I tried hard powering the VM off, but it just came right back up suckin CPU cycles with it….

The Hunt

alright Google, what ya got for me… I found this blog post by “Tripp W Black” he mentions stopping a vCenter Service called “VMware ESX Agent Manager”, which he stops and then deletes the offending VMs, sounds like a plan. Let’s try it, so login into VAMI. (vcenter.consonto.com:5480)

K, let’s stop it… let me hard power off the VM now… ehh the VM is staying dead and host CPU:

K let’s go kill the other droid I have causing an issue…

ok I got them all down now, but the odd part is I can’t delete them from disk much like Sir Black mentioned in their blog post.

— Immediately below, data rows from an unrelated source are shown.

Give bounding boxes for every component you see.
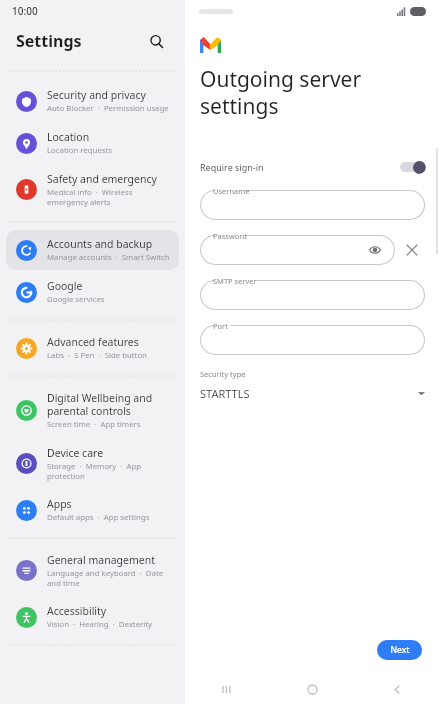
staticText: Device care xyxy=(47,446,104,460)
button[interactable]: Show password xyxy=(367,242,383,258)
staticText: Auto Blocker · Permission usage xyxy=(47,103,169,114)
staticText: Password xyxy=(213,231,247,241)
button[interactable]: Username xyxy=(200,190,425,220)
staticText: SMTP server xyxy=(213,276,257,286)
button[interactable]: Next xyxy=(377,640,422,660)
button[interactable]: Home xyxy=(270,674,355,704)
button[interactable]: Security type xyxy=(200,369,426,401)
staticText: Vision · Hearing · Dexterity xyxy=(47,619,153,630)
staticText: Username xyxy=(213,186,250,196)
staticText: Security and privacy xyxy=(47,88,146,102)
staticText: Screen time · App timers xyxy=(47,419,141,430)
staticText: Accounts and backup xyxy=(47,237,153,251)
staticText: Labs · S Pen · Side button xyxy=(47,350,147,361)
button[interactable]: Clear password xyxy=(403,241,421,259)
staticText: Manage accounts · Smart Switch xyxy=(47,252,170,263)
staticText: Medical info · Wireless emergency alerts xyxy=(47,187,171,207)
button[interactable]: Port xyxy=(200,325,425,355)
button[interactable]: Apps xyxy=(6,490,179,530)
button[interactable]: Accessibility xyxy=(6,597,179,637)
staticText: Location xyxy=(47,130,90,144)
button[interactable]: Security and privacy xyxy=(6,81,179,121)
button[interactable]: Require sign-in toggle xyxy=(400,160,426,174)
staticText: Location requests xyxy=(47,145,113,156)
staticText: Google services xyxy=(47,294,105,305)
staticText: Language and keyboard · Date and time xyxy=(47,568,171,588)
button[interactable]: Back xyxy=(355,674,440,704)
staticText: STARTTLS xyxy=(200,386,250,401)
button[interactable]: Password xyxy=(200,235,395,265)
staticText: Port xyxy=(213,321,228,331)
staticText: General management xyxy=(47,553,155,567)
button[interactable]: Require sign-in xyxy=(185,158,440,176)
staticText: Safety and emergency xyxy=(47,172,157,186)
button[interactable]: Digital Wellbeing and parental controls xyxy=(6,384,179,437)
button[interactable]: Advanced features xyxy=(6,328,179,368)
staticText: Security type xyxy=(200,369,246,379)
staticText: Advanced features xyxy=(47,335,139,349)
staticText: Require sign-in xyxy=(200,161,264,173)
button[interactable]: Device care xyxy=(6,439,179,488)
staticText: Apps xyxy=(47,497,72,511)
staticText: 10:00 xyxy=(12,4,38,18)
staticText: Next xyxy=(390,644,410,656)
button[interactable]: Recent apps xyxy=(185,674,270,704)
staticText: Outgoing server settings xyxy=(200,65,362,120)
button[interactable]: General management xyxy=(6,546,179,595)
button[interactable]: SMTP server xyxy=(200,280,425,310)
staticText: Storage · Memory · App protection xyxy=(47,461,171,481)
staticText: Google xyxy=(47,279,83,293)
staticText: Default apps · App settings xyxy=(47,512,150,523)
button[interactable]: Location xyxy=(6,123,179,163)
staticText: Accessibility xyxy=(47,604,107,618)
button[interactable]: Google xyxy=(6,272,179,312)
staticText: Settings xyxy=(16,30,82,52)
button[interactable]: Safety and emergency xyxy=(6,165,179,214)
staticText: Digital Wellbeing and parental controls xyxy=(47,391,171,418)
button[interactable]: Accounts and backup xyxy=(6,230,179,270)
button[interactable]: Search settings xyxy=(143,28,169,54)
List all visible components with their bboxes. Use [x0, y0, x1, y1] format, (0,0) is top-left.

The options is greyed out for me, let’s start the service and see what happens…

The Pain

Well, that was extremely annoying, it seemed to have worked only for a moment and the CPU usages came right back, so I stopped the service again, but I can’t delete the VMs…

Similar issues in vSphere 8, even suggestions to stay running in retreat mode, which I’ll get to in a moment. So, if you are unfamiliar, vCLS are small VMs that are distributed to ESXi hosts to keep HA and DRS features operational, even if vCenter itself goes down. The thing is, I’m not even using HA or DRS, I created a cluster for merely EVC purposes, so I can move VMs between hosts live at my own leisure and without downtime. What’s annoying is I shouldn’t have to spend half my weekend day trying to solve a bug in my HomeLab due to poor design choices.

The Constructive Criticism

VMware…. do not assume a cluster alone requires vCLS. Instead, enable vCLS only when HA or DRS features are enabled.

Now that we have that very simple thing out of the way.

The Fix

So, as we mentioned we are able to stop the vCLS VMs when we stop the EAM service on vCenter, but that won’t be a solution if the server gets rebooted. I decided to Google to see how other people delete vCLS when it doesn’t seem possible.

I found this reddit thread, in which they discuss the same thing mentioned above “Retreat Mode”. However, after setting the required settings (which is apparently tattoo’d after done), I still couldn’t delete the VMs, even after restarting the vpxd service. Much like ‘bananna_roboto’ I ended up deleting the vCLS VMs from the ESXi host UI directly, however when checking vCenter UI the still showed on all the hosts.

After rebooting the vCenter server, all the vCLS VMs were gone, at first, I thought they’d come back, but since the retreat mode setting was applied it seems they do not get recreated. Hence, I will leave Retreat mode enabled as suggested in the reddit thread for now, since I am not using HA or DRS.

So if you want to use EVC in a cluster, but not HA and DRS and would like to skim even more memory from your hosts, while saving on buggy CPU cycles, apparently “Retreat mode” is what you need.

If you do need those features, and you are unable to delete the old vCLS VMs, and restarting the EAM service doesn’t resolve your issue (which it didn’t for me), you may have to open a support case with VMware.

Any, I hope this helped someone. Cheers.